Perspectivas e desafios da educação a distância no Brasil
Enviada em 04/04/2020
Em 1728, houve a primeira experiência com a educação a distância, pela qual os interessados receberiam um material de estudo sobre taquigrafia pelo correio. Dessa maneira, é possível inferir que esse modelo de aprendizado existe mesmo antes do advento da internet, mas que também vem evoluindo com ela. Entretanto, há desafios que precisam ser ultrapassados para a melhor utilização da EAD, estes, estão interligados à inclusão digital e a superficialidade do projeto.
Em primeira análise, o sistema de ensino a distância possui diversas vantagens, embora ainda não seja a primeira opção dos estudantes brasileiros. Desse modo, é possível contabilizar como benefício a inserção de alunos de áreas de difícil locomoção na rede. Sendo assim, a educação a distância também é útil em casos de saúde, nos quais o indivíduo está impossibilitado de assistir às aulas presenciais. No entanto, a internet e os materiais informáticos necessários para que esse processo seja possível, não estão disponíveis a todos os interessados.
Em segunda instância, o estudo online, além de interferir negativamente no processo de socialização do cidadão em formação, uma vez que qualquer interação está limitada a uma tela, é alvo de preconceito no mercado de trabalho. Ainda que o diploma de um curso EAD seja o mesmo que o oferecido no curso presencial, há ressalvas por parte dos contratantes. Isso ocorre, entre outros motivos, devido a fiscalização deficitária de órgãos do Governo e por ser uma forma de ensino “relativamente nova”, visto que começou a crescer com o surgimento da internet.
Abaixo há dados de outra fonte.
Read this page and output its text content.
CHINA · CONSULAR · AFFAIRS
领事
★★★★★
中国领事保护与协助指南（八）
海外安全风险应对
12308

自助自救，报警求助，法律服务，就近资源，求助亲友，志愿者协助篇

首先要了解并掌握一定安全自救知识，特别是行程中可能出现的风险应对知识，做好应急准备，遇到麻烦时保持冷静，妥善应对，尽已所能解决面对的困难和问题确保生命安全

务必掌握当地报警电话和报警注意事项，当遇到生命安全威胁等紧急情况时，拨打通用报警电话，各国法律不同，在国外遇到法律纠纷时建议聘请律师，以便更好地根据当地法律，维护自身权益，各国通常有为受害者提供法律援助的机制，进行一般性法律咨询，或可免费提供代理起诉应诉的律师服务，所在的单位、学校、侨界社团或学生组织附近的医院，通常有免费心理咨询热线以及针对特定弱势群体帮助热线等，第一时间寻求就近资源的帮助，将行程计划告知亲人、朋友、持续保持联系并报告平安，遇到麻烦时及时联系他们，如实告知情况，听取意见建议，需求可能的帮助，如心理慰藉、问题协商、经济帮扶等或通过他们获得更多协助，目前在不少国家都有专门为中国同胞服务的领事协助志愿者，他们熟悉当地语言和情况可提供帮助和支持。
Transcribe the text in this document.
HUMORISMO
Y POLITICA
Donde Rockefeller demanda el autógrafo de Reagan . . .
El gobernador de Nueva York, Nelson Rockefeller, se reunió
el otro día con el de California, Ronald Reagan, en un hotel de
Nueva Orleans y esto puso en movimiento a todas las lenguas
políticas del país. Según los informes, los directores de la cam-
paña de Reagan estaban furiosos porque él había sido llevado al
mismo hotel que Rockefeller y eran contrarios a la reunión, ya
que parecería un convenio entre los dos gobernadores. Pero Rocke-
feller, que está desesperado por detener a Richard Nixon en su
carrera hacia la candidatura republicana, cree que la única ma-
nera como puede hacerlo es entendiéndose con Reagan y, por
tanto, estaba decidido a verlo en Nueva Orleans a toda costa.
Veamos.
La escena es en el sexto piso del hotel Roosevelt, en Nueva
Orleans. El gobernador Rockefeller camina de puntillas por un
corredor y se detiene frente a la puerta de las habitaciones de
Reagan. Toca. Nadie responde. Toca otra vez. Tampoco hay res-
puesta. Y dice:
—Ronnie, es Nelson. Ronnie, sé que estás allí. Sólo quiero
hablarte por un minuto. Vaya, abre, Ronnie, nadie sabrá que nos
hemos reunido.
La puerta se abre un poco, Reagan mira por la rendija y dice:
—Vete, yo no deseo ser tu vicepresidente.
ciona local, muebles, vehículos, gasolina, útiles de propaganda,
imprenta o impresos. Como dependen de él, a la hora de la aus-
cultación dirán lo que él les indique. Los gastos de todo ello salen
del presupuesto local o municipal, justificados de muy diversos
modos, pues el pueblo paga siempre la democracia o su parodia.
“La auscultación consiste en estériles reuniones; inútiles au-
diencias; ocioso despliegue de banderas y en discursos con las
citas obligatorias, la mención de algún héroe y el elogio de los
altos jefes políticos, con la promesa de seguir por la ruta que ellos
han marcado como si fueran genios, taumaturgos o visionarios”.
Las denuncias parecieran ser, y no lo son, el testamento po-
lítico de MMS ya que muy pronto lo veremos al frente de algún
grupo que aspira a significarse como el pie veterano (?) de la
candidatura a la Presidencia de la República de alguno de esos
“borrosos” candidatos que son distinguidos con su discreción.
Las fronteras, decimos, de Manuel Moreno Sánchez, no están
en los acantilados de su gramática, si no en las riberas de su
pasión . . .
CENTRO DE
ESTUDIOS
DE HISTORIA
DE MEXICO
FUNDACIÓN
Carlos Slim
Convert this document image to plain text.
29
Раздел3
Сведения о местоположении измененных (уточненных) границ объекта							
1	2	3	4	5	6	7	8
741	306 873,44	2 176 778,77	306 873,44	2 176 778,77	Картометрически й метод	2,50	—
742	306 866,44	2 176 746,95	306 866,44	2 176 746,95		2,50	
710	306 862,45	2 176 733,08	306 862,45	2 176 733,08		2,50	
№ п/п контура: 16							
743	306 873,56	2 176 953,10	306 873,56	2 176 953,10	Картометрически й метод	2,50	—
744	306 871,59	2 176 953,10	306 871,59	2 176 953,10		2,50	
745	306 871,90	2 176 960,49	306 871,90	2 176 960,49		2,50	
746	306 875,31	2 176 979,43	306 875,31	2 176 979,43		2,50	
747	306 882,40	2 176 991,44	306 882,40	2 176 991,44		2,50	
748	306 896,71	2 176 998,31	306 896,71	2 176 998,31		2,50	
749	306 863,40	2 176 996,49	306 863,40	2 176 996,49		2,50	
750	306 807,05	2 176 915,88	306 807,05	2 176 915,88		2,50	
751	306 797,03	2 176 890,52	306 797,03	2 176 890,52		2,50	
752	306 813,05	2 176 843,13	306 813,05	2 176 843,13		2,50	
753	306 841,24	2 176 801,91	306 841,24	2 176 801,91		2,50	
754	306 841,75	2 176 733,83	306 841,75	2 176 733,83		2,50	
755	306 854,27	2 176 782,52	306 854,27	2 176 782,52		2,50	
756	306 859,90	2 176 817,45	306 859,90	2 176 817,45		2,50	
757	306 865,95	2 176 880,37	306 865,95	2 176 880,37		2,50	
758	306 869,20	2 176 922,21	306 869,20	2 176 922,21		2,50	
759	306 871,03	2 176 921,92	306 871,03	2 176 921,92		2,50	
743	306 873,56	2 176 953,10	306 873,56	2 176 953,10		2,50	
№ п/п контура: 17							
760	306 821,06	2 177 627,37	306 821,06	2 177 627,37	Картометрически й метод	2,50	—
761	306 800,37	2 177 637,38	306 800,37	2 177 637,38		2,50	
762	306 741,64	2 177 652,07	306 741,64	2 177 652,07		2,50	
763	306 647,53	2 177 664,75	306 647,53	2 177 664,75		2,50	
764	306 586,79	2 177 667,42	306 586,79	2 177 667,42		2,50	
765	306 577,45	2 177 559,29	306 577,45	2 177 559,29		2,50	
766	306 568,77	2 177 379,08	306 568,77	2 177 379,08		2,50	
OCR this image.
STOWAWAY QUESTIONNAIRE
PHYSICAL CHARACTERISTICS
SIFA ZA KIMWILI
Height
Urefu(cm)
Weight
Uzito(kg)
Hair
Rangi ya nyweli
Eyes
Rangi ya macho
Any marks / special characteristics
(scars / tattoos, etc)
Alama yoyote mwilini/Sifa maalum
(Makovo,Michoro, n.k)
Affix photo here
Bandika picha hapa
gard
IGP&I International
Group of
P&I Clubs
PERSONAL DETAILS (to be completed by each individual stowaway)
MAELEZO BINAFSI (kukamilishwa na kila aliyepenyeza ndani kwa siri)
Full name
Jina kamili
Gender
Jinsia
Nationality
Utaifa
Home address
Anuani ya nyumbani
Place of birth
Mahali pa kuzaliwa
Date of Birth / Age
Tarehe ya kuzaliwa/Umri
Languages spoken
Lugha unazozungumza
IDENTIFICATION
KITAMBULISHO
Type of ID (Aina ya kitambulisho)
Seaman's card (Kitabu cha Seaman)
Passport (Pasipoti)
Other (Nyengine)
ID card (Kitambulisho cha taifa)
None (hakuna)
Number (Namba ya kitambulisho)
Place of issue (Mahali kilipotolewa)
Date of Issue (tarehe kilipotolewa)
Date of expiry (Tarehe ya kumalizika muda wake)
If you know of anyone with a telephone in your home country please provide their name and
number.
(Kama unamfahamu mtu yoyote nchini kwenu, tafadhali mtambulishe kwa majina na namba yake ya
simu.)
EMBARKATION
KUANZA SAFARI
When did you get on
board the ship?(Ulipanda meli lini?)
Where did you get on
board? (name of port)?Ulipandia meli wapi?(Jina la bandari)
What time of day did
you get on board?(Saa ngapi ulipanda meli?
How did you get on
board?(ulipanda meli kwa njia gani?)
Depreende-se, portanto, a necessidade de medidas para sanar os obstáculos que impedem o crescimento do ensino a distância no Brasil. Por conseguinte, é de extrema importância a democratização do EAD, por meio de uma melhora ao acesso do produto, com a popularização de preços de bens tecnológicos, mediante influências governamentais. Logo, cabe também ao MEC reforçar a fiscalização e o controle de qualidade das aulas não presenciais, através do bloqueio de conteúdo indevido e informações inadequadas.